The reason I bring up the way he talked to soldiers about their bad habits in their unhealthy living is because he smoked like a chimney. He had a 2 1/2 pack a day habit and smoked unfiltered camels. And worse still, he usually had a plug of tobacco in his mouth while he smoked! Talk about an unhealthy habit. Unless you have lived on a deserted island in the middle of the Pacific Ocean with no communication since 1960, you know how bad smoking is for your health. Proven increased lung, mouth, and throat cancer rates. Proven increased heart disease. Proven increased incidents of birth defects in fetuses. Proven addictive behavior for those who smoke. The statistics from study after study show smoking is one of the worst things you can do to your body.

But my PA…smoking like a chimney the whole time he chewed out a soldier for his bad health habits. Could he not see the log in his eye before trying to tackle the speck in his brother’s eye? It was no wonder the soldiers under his care didn’t listen to his advice. How could they? He was a hypocrite. He talked to these eighteen to twenty year old kids about their vices when as a forty year old, he violated them all.

Am I guilty of doing the same? Are you? It’s worth some introspection more than just every once in a while. We need to be on our guard because it’s an easy game Satan will use with us. “Hey, look what she’s doing. As a new Christian, you need to teach her the ropes before she gets too far out of line.” “Hey, did you see him? He better get himself straight or he’ll be headed straight to hell with that attitude.”

It is so easy to find the faults of others and never see those in your own life. We get comfortable with ours.
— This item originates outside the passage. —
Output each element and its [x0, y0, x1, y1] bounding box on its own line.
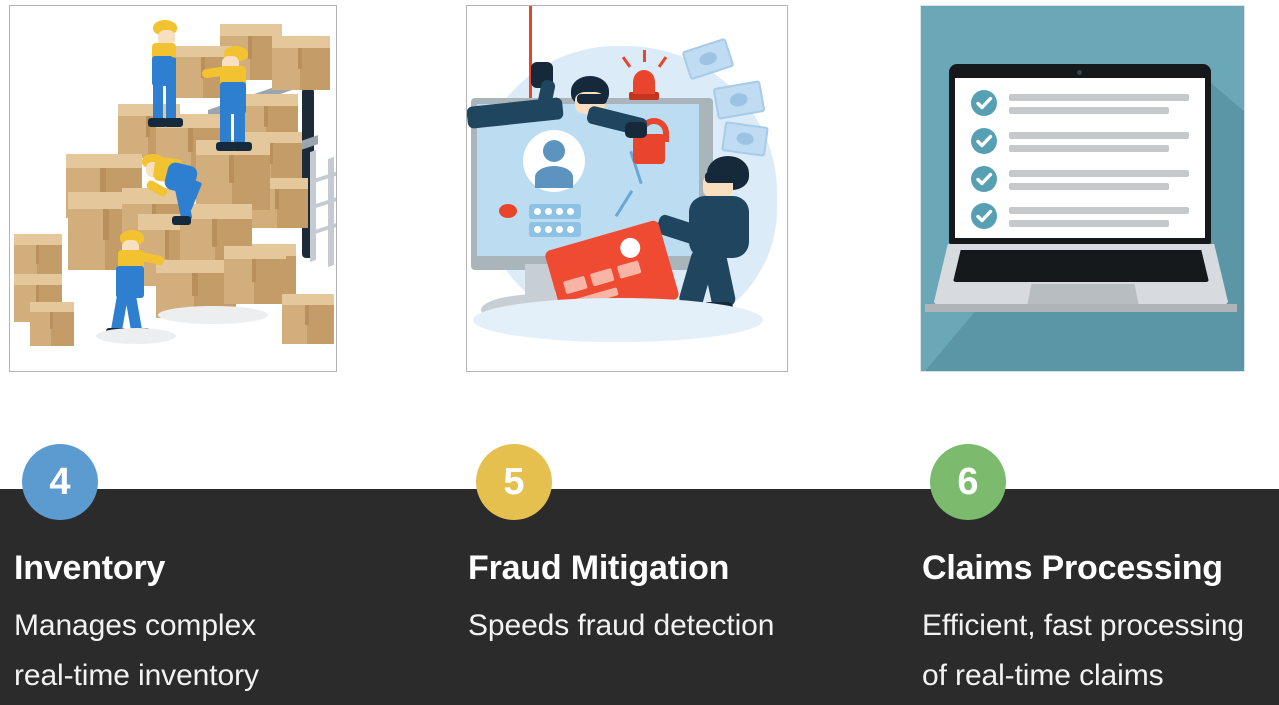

We don’t notice the harm our habits reek on us, but we can almost always see the pain others cause. It’s an amazing thing built into our DNA as part of Adam’s race. We just seem to look for the bad in people instead of looking for the good and in turn, we recognize our best but not our worst.

So what do we do about it? How can we stop the cycle that seems almost impossible to stop? First, a good rule to adopt is the one my grandmother taught me that I’m sure you’ve heard before. “If you can’t say something nice about someone, don’t say anything at all.” That will stop the criticism.

Second, let Jesus become Lord of you life. He will begin to show you the things you need to change about you. But He won’t just point them out, He will help you fix them. He will transform you and make you more like Himself. He will help you bear fruit like love, joy, peace, patience, kindheartedness, goodness, faithfulness, gentleness, and self-control. He will make you better than you could ever become on your own.

Third, when Jesus is Lord of your life, you will begin to see others the way He sees them. Jesus always seemed to see others the way He created them. Remember what God said about everything He made at creation? It’s recorded in Genesis 1. And God saw that it was good. So He finds the good in His creation because He made us and know why He made us. He knows we can be redeemed from the sin infested world in which we live. When He lives in us, we can see others through His eyes and see the good in them.